Agenda

Geen geplande activiteiten.

Populair

Socialisme en communisme PDF Print Email
Geschreven door Catherine Samary op maandag, 01 januari 2007

Catherine Samary is econoom en medewerker bij Espaces Marx. In dit artikel komt ze terug op de noties ‘socialisme’ en ‘communisme’ en de interpretaties ervan. Meer bepaald op het verband tussen het vraagstuk van de distributiewijze en het vraagstuk van het verdwijnen van de staat.

Marx en Engels stonden afwijzend tegenover vooraf bedachte maatschappijmodellen, afgesneden van de grote sociale bewegingen, zoals de modellen van de utopische socialisten. Ze weigerden in de’stoofpotten van de geschiedenis te lezen’. Ze legden daarbij de klemtoon op het onderzoek van de tegenstellingen van het kapitalisme en op de dynamiek van de strijd. In hun analyse plaatsten ze de socialisatie van de eigendom, gedomineerd door het kapitaal, op de agenda. De huidige terugkeer naar Marx voltrekt zich in het voetlicht van een nieuwe fase van de globalisering van het kapitalisme.

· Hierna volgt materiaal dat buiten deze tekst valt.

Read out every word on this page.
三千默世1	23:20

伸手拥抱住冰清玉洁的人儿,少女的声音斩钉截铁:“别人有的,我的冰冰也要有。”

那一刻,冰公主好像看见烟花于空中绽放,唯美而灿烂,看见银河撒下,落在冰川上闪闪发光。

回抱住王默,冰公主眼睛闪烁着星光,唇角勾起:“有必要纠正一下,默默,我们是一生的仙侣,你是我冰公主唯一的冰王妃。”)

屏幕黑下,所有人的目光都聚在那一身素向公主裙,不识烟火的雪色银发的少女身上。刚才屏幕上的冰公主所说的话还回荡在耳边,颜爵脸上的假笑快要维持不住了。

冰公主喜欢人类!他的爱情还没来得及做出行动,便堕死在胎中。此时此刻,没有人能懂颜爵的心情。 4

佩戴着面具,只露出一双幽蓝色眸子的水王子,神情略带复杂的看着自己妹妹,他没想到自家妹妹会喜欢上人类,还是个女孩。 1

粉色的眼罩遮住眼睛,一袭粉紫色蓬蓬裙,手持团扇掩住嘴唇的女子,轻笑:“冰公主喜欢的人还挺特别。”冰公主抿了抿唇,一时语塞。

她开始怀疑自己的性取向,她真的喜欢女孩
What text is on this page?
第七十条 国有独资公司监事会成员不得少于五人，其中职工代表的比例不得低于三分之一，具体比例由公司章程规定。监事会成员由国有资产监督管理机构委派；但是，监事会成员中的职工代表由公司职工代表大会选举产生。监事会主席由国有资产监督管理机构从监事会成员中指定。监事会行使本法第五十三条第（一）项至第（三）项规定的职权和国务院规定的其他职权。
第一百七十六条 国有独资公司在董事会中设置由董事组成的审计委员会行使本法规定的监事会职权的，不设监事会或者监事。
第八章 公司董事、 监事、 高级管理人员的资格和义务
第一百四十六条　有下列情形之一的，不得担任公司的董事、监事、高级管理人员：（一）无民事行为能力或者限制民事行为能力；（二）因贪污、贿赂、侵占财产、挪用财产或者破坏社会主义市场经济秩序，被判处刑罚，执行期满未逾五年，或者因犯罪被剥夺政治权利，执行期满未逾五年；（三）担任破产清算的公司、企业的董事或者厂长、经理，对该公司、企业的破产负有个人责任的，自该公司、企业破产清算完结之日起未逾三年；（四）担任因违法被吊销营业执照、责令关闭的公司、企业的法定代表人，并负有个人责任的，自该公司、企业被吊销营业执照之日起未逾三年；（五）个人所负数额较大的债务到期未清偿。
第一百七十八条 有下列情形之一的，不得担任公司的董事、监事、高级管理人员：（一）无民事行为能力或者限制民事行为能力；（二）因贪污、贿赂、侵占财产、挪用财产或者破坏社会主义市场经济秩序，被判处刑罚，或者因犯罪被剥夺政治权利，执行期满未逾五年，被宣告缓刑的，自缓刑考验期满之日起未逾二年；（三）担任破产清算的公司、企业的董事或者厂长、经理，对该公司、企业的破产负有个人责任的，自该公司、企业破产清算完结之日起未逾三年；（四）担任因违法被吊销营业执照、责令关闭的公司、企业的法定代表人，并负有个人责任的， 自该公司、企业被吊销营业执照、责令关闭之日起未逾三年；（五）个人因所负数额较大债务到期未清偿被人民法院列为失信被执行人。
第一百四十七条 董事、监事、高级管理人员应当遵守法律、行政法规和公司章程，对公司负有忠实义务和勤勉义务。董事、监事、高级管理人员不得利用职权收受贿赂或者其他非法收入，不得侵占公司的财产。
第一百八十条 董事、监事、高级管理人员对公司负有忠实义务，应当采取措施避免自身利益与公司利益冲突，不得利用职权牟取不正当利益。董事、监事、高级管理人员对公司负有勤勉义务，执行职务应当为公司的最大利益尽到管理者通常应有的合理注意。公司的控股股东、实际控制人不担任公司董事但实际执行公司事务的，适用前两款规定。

En dit ‘spijts’ de pogingen om Marx samen met de implosie van de Sovjetunie te begraven. Een dergelijke begrafenis veronderstelt immers dat de ideeën van Marx aldaar toegepast werden. Dat pretendeerden de communistische partijen die er toen aan de macht waren (samen met hen die dit op een verontschuldigende wijze verdedigden) en tegelijkertijd diegenen die het kapitalisme het felste verdedig(d)en. Deze laatsten waren (en zijn) maar al te gelukkig om het communistisch project gelijk te stellen met deze éénpartij-dictaturen. Dat is zowat de fundamentele boodschap van de ‘Livre noir du communisme’ van Stéphane Courtois.

Vrijheid van vereniging

Reeds lang wordt de Marx opgevoerd als verdediger van het communisme, een samenleving georganiseerd rond het collectief bezit van de productiemiddelen, waar de staat verdwenen is samen met de klassen en de markt, de Marx van ‘de vrije vereniging van de directe producenten’, om een kritiek te formuleren op het sovjet-regime. Destijds waren er de Joegoslavische communisten die Marx citeerden tegen Stalin om voor de zusterpartijen hun verzet en de introductie van het zelfbeheer te legitimeren, na de breuk tussen Tito en Stalin in 1948. De marxisten van het Joegoslavische tijdschrift ‘Praxis’ hebben niet nagelaten het Communistisch Manifest te citeren”...de oude burgerlijke maatschappij maakt plaats voor een associatie waar de vrije ontplooiing van eenieder de voorwaarde is voor de vrije ontplooiing van allen.” Daarbij contesteren ze de omkering in het Stalinistisch universum, waarbij ‘allen’ het ‘eenieder’ voorafgaat. Het individu moet zich opofferen aan “ de collectieve belangen van het proletariaat” zoals bepaald door Partij en Staat. De bureaucratie is totaal afwezig in het werk van Marx. Lenin, in het begin van de jaren ’20, en vervolgens Trotsky in “de Verraden Revolutie” analyseerden en bestreden de uitkristallisering van een sociale laag met eigen belangen, verbonden met een politieke contrarevolutie. In het Joegoslavië van 1948 herneemt Milovan Djilas de analyse van Trotsky zonder dit evenwel te zeggen: het ‘trotskisme’ werd immers nog in Stalinistische termen benaderd. Het is de analyse van de bureaucratische degeneratie van de USSR. Maar wanneer Djilas dit toepast op Joegoslavië (evoluerend naar de stelling van ‘de nieuwe klasse’) wordt hij zelf op de vingers getikt. In de (neo)stalinistische wereld is het minder g evaarlijk naar Marx te verwijzen dan een kritiek te maken op de bureaucratie. Een kategorie die eveneens afwezig is bij het Maoïsme.

Back to the future

De restauratie van het kapitalisme heeft toegelaten om dergelijke gescleroseerde debatten te overstijgen en terug te keren naar het verleden. Het werk van Lucien Sève wijst in die richting met de titel “Commencer par les fins: la nouvelle question communiste”. Om het emancipatorische doel van het communisme in de verf te zetten moet men een analyse maken van de middelen en de doelen, en de mate waarin de middelen zich hebben verwijderd van de doelen. Zeer terecht herneemt Sève het onderscheid tussen ‘socialisme’ en ‘communisme’ zoals traditioneel omschreven in de Kritiek op het program van Gotha. Daarbij is het Marx niet om te doen om twee verschillende maatschappijen, maar om de ontwikkelingsfasen in éénzelfde maatschappij. Het bereiken van overvloed, waarbij de socialistische distributiewijze (naar ieders vermogen) overstegen wordt door de communistische distributiewijze (naar ieders behoefte).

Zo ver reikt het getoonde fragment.